All three aromatase inhibitors have been shown to almost completely suppress aromatase activity (97%-99%) in postmenopausal women, leading to a significant decrease in estrogen production within 7 days. Maximal estradiol suppression occurs 50% earlier in women taking anastrozole and letrozole compared to exemestane. Aminoglutethimide also suppresses aromatase activity in postmenopausal women by up to 85% but does not reduce estrogen levels to the same degree.[8,12-15] Of note, aromatase inhibitors have been shown to suppress estrogen alone in premenopausal women who are already receiving gonadotropin-releasing hormone agonists.[3,16,17]

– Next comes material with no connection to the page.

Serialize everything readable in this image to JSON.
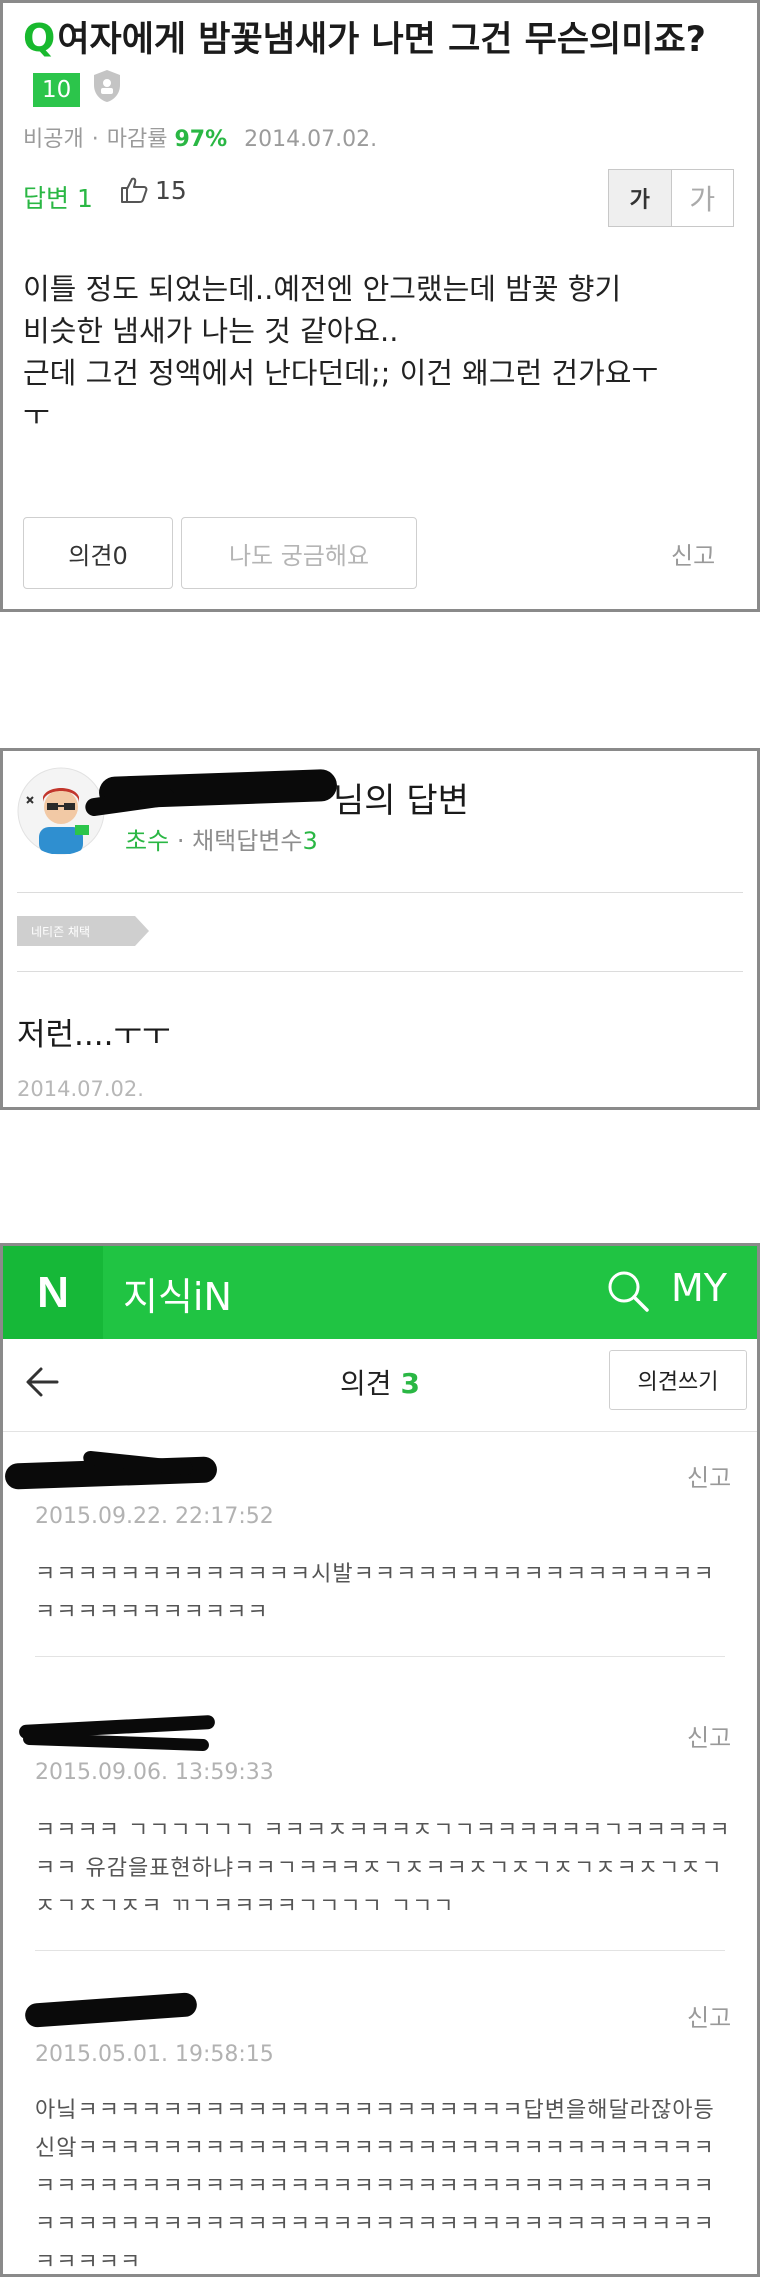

The new aromatase inhibitors are also more selective and potent, resulting in decreased toxicity compared with aminoglutethimide, although type I steroidal inhibitors like exemestane can cause dose-related androgenic side effects. Neither anastrozole nor exemestane affects cortisol and aldosterone levels, but both can suppress sex hormone-binding globulin levels. Letrozole can decrease cortisol and increase both aldosterone and sex hormone-binding globulin levels. Whether any of these biochemical and pharmacologic differences translate into significant clinical differences remains to be seen.[3,8]
There are also differences in how the aromatase inhibitors interact with tamoxifen. The simultaneous use of aminoglutethimide and tamoxifen leads to a 70% decrease in tamoxifen concentrations. On the other hand, the combination of tamoxifen and letrozole results in a 40% reduction in plasma concentrations of letrozole.[ 20-21] Anastrozole does not seem to interact with tamoxifen when given in combination.[22,23] These results are important in the consideration of combined endocrine therapy.